Pour ce faire, dans un communiqué rendu public le 3 janvier courant, elle a appelé ces derniers à satisfaire «aux opérations de dédouanement et à l’enlèvement» de leurs véhicules stockés aux ports d’Owendo et de Port-Gentil. On est bien loin des critiques qu’elle a essuyées depuis l’annonce de l’interdiction. Cette opération devrait s’achever en avril au plus tard. Si cet appel est plus ou moins bien reçu par de nombreux propriétaires s’étant acquittés des frais d’acconage, de transit et de douane, il reste aux administrations concernées à mettre en place un meilleur dispositif afin de la mener à bien, et dans le respect des délais. Quand on connaît la lenteur traditionnelle de l’administration, rien n’est moins sûr.

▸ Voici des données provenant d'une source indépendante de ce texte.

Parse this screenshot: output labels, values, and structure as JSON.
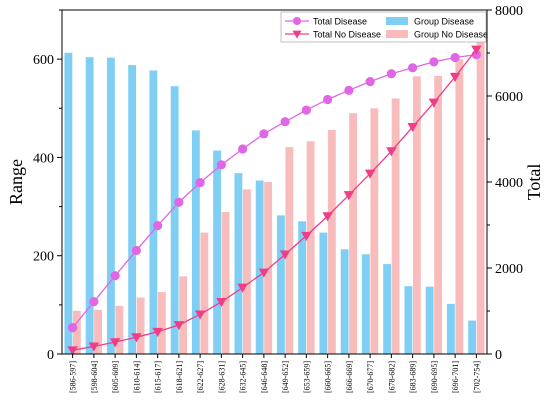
{
  "chart_data": {
    "type": "bar",
    "xlabel": "",
    "ylabel": "Range",
    "y2label": "Total",
    "ylim": [
      0,
      700
    ],
    "y2lim": [
      0,
      8000
    ],
    "yticks": [
      "0",
      "200",
      "400",
      "600"
    ],
    "y2ticks": [
      "0",
      "2000",
      "4000",
      "6000",
      "8000"
    ],
    "categories": [
      "[586-597]",
      "[598-604]",
      "[605-609]",
      "[610-614]",
      "[615-617]",
      "[618-621]",
      "[622-627]",
      "[628-631]",
      "[632-645]",
      "[646-648]",
      "[649-652]",
      "[653-659]",
      "[660-665]",
      "[666-669]",
      "[670-677]",
      "[678-682]",
      "[683-689]",
      "[690-695]",
      "[696-701]",
      "[702-754]"
    ],
    "series": [
      {
        "name": "Group Disease",
        "kind": "bar",
        "axis": "left",
        "color": "#7fcff4",
        "values": [
          613,
          604,
          603,
          588,
          577,
          545,
          455,
          414,
          368,
          353,
          282,
          270,
          247,
          213,
          203,
          183,
          138,
          137,
          102,
          68
        ]
      },
      {
        "name": "Group No Disease",
        "kind": "bar",
        "axis": "left",
        "color": "#f8bcbc",
        "values": [
          88,
          90,
          98,
          115,
          126,
          158,
          247,
          289,
          335,
          350,
          421,
          433,
          456,
          490,
          500,
          520,
          565,
          566,
          600,
          635
        ]
      },
      {
        "name": "Total Disease",
        "kind": "line",
        "axis": "right",
        "color": "#e066e6",
        "marker": "circle",
        "values": [
          613,
          1217,
          1820,
          2408,
          2985,
          3530,
          3985,
          4399,
          4767,
          5120,
          5402,
          5672,
          5919,
          6132,
          6335,
          6518,
          6656,
          6793,
          6895,
          6963
        ]
      },
      {
        "name": "Total No Disease",
        "kind": "line",
        "axis": "right",
        "color": "#ef3d8a",
        "marker": "triangle-down",
        "values": [
          88,
          178,
          276,
          391,
          517,
          675,
          922,
          1211,
          1546,
          1896,
          2317,
          2750,
          3206,
          3696,
          4196,
          4716,
          5281,
          5847,
          6447,
          7082
        ]
      }
    ],
    "legend": "top-right",
    "grid": false
  }
}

De nombreux particuliers se plaignent cependant de ce que les frais d’entreposage qui se chiffrent aujourd’hui à des montants incroyables du fait de la durée occasionnée par la mesure gouvernementale, leur soient imputables. «Ce n’est pas de ma faute si ma voiture est restée tout ce temps au port. C’est la faute de l’Etat. Et maintenant les frais d’entreposage qu’on m’exige dépassent de trois fois le prix de cette voiture que j’ai justement achetée d’occasion parce que je n’ai pas les moyens, je me débrouille. Le gouvernement doit faire quelque chose pour nous éviter de payer des frais qu’il a occasionné», peste une employée de banque. En tout cas, de nombreux propriétaires de ces voitures qu’on voudrait voir quitter le port au plus vite se plaignent du même état des choses. Sûr qu’un collectif va encore se mettre en place et l’ultimatum du ministère des Transports pourrait n’être qu’un coup d’épée dans l’eau. Pourtant, le département gouvernemental semble confiant quant à l’aboutissement de cette opération, qui devait lui permettre enfin de boucler ce dossier et de passer à autre chose.